Bupati Barito Utara, Shalahuddin, bersama para pejabat teras meninjau pembangunan Jembatan Sikan-Tumpung Laung, Selasa (25/8/2026).
Ia memastikan pembangunan jembatan tersebut dengan menggunakan APBD Kabupaten Barito Utara selesai pada 2028, sehingga membuka akses perekonomian masyarakat beberapa desa di Kecamatan Montallat.
Ia menambahkan, Pemkab Barito Utara melalui Dinas Pekerjaan Umum dan Penataan Ruang (PUPR) melaksanakan pembangunan lanjutan Jembatan Sikan-Tumpung Laung.
Berdasarkan papan informasi proyek di lokasi, pekerjaan tersebut merupakan bagian dari Program Penyelenggaraan Jalan Kabupaten/Kota dengan subkegiatan pembangunan jembatan.

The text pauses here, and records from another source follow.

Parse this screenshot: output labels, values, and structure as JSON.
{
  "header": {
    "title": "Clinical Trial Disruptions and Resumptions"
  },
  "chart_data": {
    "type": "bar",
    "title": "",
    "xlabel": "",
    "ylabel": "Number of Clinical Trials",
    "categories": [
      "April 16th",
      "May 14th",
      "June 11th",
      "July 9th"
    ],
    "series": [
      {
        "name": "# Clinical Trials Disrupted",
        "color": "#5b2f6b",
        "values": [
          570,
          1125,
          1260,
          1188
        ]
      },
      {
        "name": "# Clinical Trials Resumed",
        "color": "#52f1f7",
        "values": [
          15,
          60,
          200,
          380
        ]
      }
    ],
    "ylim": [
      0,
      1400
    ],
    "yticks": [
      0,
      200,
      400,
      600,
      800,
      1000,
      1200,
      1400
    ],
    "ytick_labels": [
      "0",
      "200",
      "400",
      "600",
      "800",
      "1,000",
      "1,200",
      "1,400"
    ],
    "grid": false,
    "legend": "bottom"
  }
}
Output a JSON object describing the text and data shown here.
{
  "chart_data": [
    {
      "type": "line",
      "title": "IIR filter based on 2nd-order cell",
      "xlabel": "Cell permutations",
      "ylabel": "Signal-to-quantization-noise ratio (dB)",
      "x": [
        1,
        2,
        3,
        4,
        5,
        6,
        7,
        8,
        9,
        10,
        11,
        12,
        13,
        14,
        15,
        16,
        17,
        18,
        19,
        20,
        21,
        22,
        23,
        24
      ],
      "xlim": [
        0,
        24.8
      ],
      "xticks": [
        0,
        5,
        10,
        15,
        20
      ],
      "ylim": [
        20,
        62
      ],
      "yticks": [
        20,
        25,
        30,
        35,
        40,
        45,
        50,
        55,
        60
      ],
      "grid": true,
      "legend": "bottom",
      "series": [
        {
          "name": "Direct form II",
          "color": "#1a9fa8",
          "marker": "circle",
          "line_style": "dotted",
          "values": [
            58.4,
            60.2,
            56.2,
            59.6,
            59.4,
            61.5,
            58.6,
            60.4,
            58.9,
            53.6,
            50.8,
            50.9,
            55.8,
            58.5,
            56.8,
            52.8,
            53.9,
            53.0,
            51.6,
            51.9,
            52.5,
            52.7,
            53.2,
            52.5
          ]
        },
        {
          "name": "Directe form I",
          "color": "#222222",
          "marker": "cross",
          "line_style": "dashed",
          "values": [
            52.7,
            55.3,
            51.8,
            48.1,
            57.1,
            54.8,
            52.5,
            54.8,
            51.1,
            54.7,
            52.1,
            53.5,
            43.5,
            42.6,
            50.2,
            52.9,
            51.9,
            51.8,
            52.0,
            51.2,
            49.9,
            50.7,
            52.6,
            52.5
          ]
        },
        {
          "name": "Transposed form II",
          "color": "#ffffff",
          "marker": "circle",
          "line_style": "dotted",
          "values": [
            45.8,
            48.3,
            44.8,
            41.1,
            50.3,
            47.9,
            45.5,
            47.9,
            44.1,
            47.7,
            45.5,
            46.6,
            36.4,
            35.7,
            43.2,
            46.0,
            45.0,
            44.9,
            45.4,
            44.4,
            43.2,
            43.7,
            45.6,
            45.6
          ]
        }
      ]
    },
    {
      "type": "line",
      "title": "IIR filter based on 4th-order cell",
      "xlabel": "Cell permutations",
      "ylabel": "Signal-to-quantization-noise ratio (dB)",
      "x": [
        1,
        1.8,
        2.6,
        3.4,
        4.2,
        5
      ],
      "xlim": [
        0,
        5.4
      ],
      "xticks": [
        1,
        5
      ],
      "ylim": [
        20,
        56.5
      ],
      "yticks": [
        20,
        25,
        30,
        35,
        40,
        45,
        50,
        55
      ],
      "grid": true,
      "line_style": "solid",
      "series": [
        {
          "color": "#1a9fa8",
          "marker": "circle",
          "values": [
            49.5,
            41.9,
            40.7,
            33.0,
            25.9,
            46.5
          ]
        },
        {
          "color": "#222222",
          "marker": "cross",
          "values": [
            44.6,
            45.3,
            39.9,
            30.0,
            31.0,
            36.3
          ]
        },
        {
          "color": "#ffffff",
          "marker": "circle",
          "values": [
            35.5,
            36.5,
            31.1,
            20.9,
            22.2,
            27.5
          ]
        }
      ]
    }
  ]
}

Pekerjaan pembangunan lanjutan Jembatan Sikan-Tumpung Laung bernilai kontrak sebesar Rp73.404.690.000 atau Rp73,4 miliar. Kontrak pekerjaan bernomor 267/DPU-PR-BM/2026 ditetapkan pada 7 Mei 2026.
Pelaksanaan pekerjaan dijadwalkan selama 210 hari kalender bersumber dana dari APBD Kabupaten Barito Utara Tahun Anggaran 2026.
Proyek dikerjakan PT. Fikrindo Putra Jaya berkedudukan di Tangerang Selatan. Sedangkan bertindak selaku konsultan manajemen konstruksi (MK) PT. Laksana Disain Daya Cipta berkedudukan di Bandung.
Pembangunan Jembatan Sikan-Tumpung Laung bertujuan memperkuat konektivitas dan mendukung kelancaran mobilitas masyarakat di wilayah Kecamatan Montallat, serta menunjang aktivitas ekonomi dan pembangunan di kawasan sekitarnya.
Sebagai informasi, dalam Nota Kesepakatan Penganggaran Kegiatan Tahun Jamak ditandatangani Pemkab Barito Utara bersama DPRD, saat rapat paripurna III DPRD di Aula DPRD di Muara Teweh, Rabu (12/8/2026), untuk pembangunan Jembatan Sikan–Tumpung Laung :
Alokasi Rp15,6 miliar pada 2026, Rp41,475 miliar pada 2027,
Rp41,475 miliar pada 2028, Rp5,450 miliar pada 2029.